At this juncture, I am unsure how to respond to the issues of financial data and actions about senior personnel, especially considering two District Trustees sit on the Hospital Finance Committee, which reports to the Hospital Board.
Also, it must be noted that IRMC Board Meetings are (mostly) open to the public. Citizens and taxpayers may attend the Board Meetings and offer suggestions and guidelines.”
- Do you feel that the IRCHD is over-reaching its duties by trying to run the IRMC rather than just fund it? Do you feel the IRCHD is trying to run it? If not, should they pay more attention to doing so?
“Yes, the role of the District is to fund indigent care. The hospital is obligated to share reasonable data, but the Board runs the hospital. IRCHD does not and should not expect to do so in the future. IRCHD roles are defined in the Hospital Bylaws, the Master Lease, and the Indigent Care Agreement.

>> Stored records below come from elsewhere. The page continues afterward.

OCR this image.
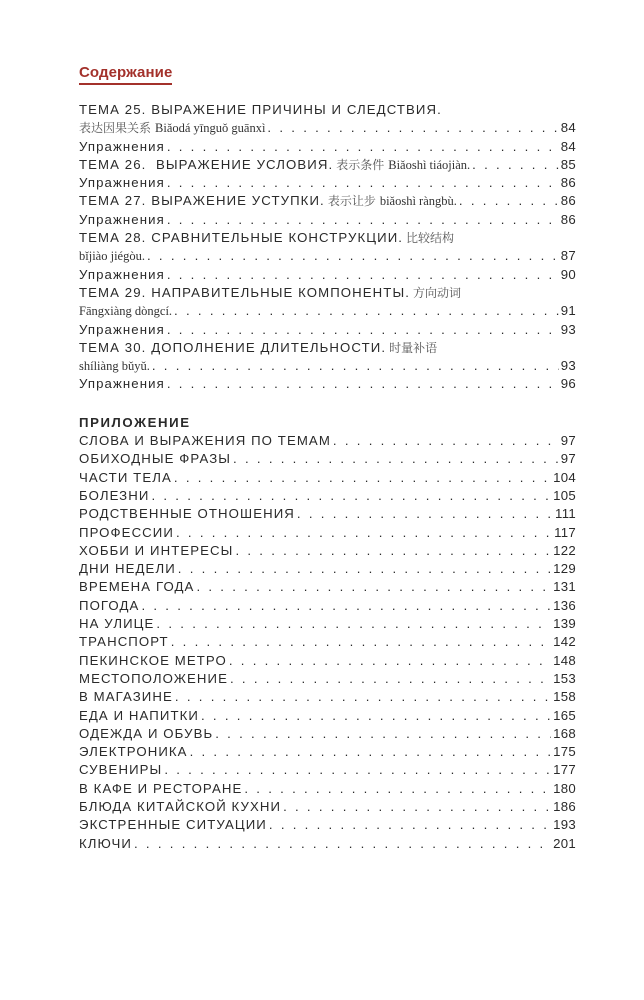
Содержание
ТЕМА 25. ВЫРАЖЕНИЕ ПРИЧИНЫ И СЛЕДСТВИЯ.
表达因果关系 Biǎodá yīnguǒ guānxì . . .	84
Упражнения . . .	84
ТЕМА 26.  ВЫРАЖЕНИЕ УСЛОВИЯ. 表示条件 Biǎoshì tiáojiàn. . . .	85
Упражнения . . .	86
ТЕМА 27. ВЫРАЖЕНИЕ УСТУПКИ. 表示让步 biǎoshì ràngbù. . . .	86
Упражнения . . .	86
ТЕМА 28. СРАВНИТЕЛЬНЫЕ КОНСТРУКЦИИ. 比较结构
bǐjiào jiégòu. . . .	87
Упражнения . . .	90
ТЕМА 29. НАПРАВИТЕЛЬНЫЕ КОМПОНЕНТЫ. 方向动词
Fāngxiàng dòngcí. . . .	91
Упражнения . . .	93
ТЕМА 30. ДОПОЛНЕНИЕ ДЛИТЕЛЬНОСТИ. 时量补语
shíliàng bǔyǔ. . . .	93
Упражнения . . .	96
ПРИЛОЖЕНИЕ
СЛОВА И ВЫРАЖЕНИЯ ПО ТЕМАМ . . .	97
ОБИХОДНЫЕ ФРАЗЫ . . .	97
ЧАСТИ ТЕЛА . . .	104
БОЛЕЗНИ . . .	105
РОДСТВЕННЫЕ ОТНОШЕНИЯ . . .	111
ПРОФЕССИИ . . .	117
ХОББИ И ИНТЕРЕСЫ . . .	122
ДНИ НЕДЕЛИ . . .	129
ВРЕМЕНА ГОДА . . .	131
ПОГОДА . . .	136
НА УЛИЦЕ . . .	139
ТРАНСПОРТ . . .	142
ПЕКИНСКОЕ МЕТРО . . .	148
МЕСТОПОЛОЖЕНИЕ . . .	153
В МАГАЗИНЕ . . .	158
ЕДА И НАПИТКИ . . .	165
ОДЕЖДА И ОБУВЬ . . .	168
ЭЛЕКТРОНИКА . . .	175
СУВЕНИРЫ . . .	177
В КАФЕ И РЕСТОРАНЕ . . .	180
БЛЮДА КИТАЙСКОЙ КУХНИ . . .	186
ЭКСТРЕННЫЕ СИТУАЦИИ . . .	193
КЛЮЧИ . . .	201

- Have you had any communications of any type with IRMC administration, any members of the IRMC Board of Directors, or any of the IRCHD funded organizations related to running for or serving on the IRCHD? Do you have any personal relationship with any member of IRMC administration, members of the IRMC board of directors, or members in the same capacity of any IRCHD funded organizations? If yes to either, what was the content of those conversations about the IRCHD or nature of the personal relationship and how do you plan to avoid any perceived or real conflicts of interest?
“I have two links to other IRHD-funded organizations. My wife, Mary Linn Hamilton, is the President of the Visiting Nurse Association (VNA) of the Treasure Coast. The VNA is a fund recipient, from the District.

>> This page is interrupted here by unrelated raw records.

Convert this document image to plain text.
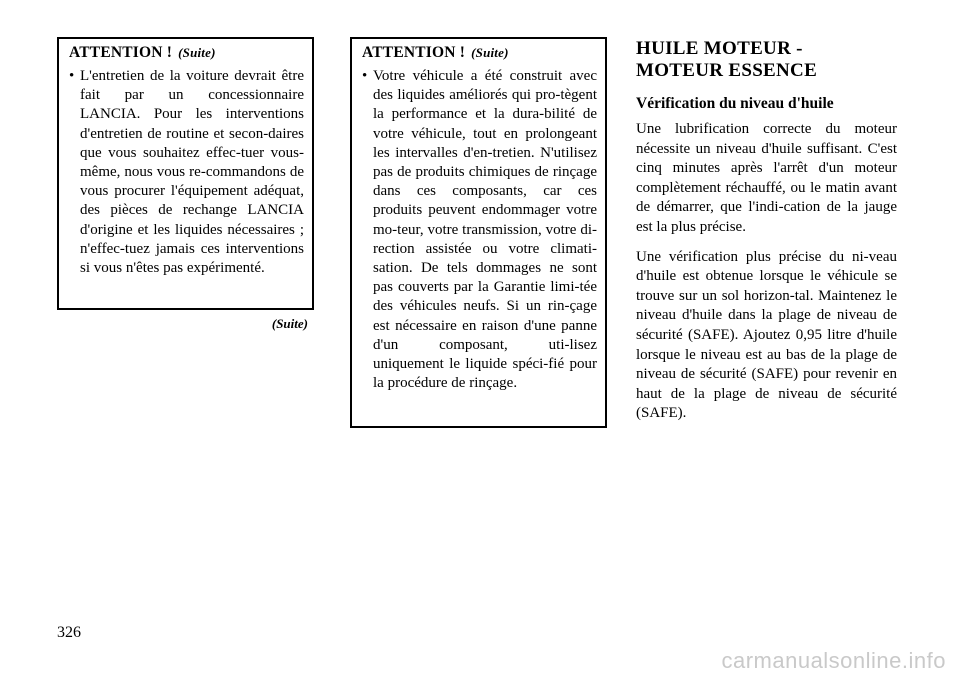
ATTENTION ! (Suite)
• L'entretien de la voiture devrait être fait par un concessionnaire LANCIA. Pour les interventions d'entretien de routine et secon-daires que vous souhaitez effec-tuer vous-même, nous vous re-commandons de vous procurer l'équipement adéquat, des pièces de rechange LANCIA d'origine et les liquides nécessaires ; n'effec-tuez jamais ces interventions si vous n'êtes pas expérimenté.
(Suite)
ATTENTION ! (Suite)
• Votre véhicule a été construit avec des liquides améliorés qui pro-tègent la performance et la dura-bilité de votre véhicule, tout en prolongeant les intervalles d'en-tretien. N'utilisez pas de produits chimiques de rinçage dans ces composants, car ces produits peuvent endommager votre mo-teur, votre transmission, votre di-rection assistée ou votre climati-sation. De tels dommages ne sont pas couverts par la Garantie limi-tée des véhicules neufs. Si un rin-çage est nécessaire en raison d'une panne d'un composant, uti-lisez uniquement le liquide spéci-fié pour la procédure de rinçage.
HUILE MOTEUR -
MOTEUR ESSENCE
Vérification du niveau d'huile

Une lubrification correcte du moteur nécessite un niveau d'huile suffisant. C'est cinq minutes après l'arrêt d'un moteur complètement réchauffé, ou le matin avant de démarrer, que l'indi-cation de la jauge est la plus précise.

Une vérification plus précise du ni-veau d'huile est obtenue lorsque le véhicule se trouve sur un sol horizon-tal. Maintenez le niveau d'huile dans la plage de niveau de sécurité (SAFE). Ajoutez 0,95 litre d'huile lorsque le niveau est au bas de la plage de niveau de sécurité (SAFE) pour revenir en haut de la plage de niveau de sécurité (SAFE).

326
carmanualsonline.info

Also, I am the Vice Chair of the Healthy Start Coalition, which is a recent addition to the list of funded agencies. I will resign from Healthy Start if elected. However, I do intend to remain married to my wife.
Finally, I do not have any relationships with IRMC administration or Board Members. For the record, I requested a hospital tour from Jeff Susi a few weeks ago. The same was granted.
- Please share your thoughts on how the Affordable Care Act (Obamacare) has affected our indigent population, IRMC, the health care providers IRCHD supports and the private practitioner community.
“The ACA has provided levels of coverage to the indigent and underinsured population. This original concept was realized, along with the anticipation that providers would receive some reimbursement which had not been previously available. What was not anticipated is the significant number of patients/families and the severity of the medical issues they presented. As a result, the insurance companies participating in the exchanges lost considerable monies due to preexisting and ongoing health issues in the newly-covered population. Currently, many insurers are no longer participating in the exchanges.
Additionally, newly-covered patients and families have experienced significant costs due to deductibles and co-insurance, which further impacts their finances.
All providers have seen some increases in reimbursement, but they have also seen their un-collectibles rise.”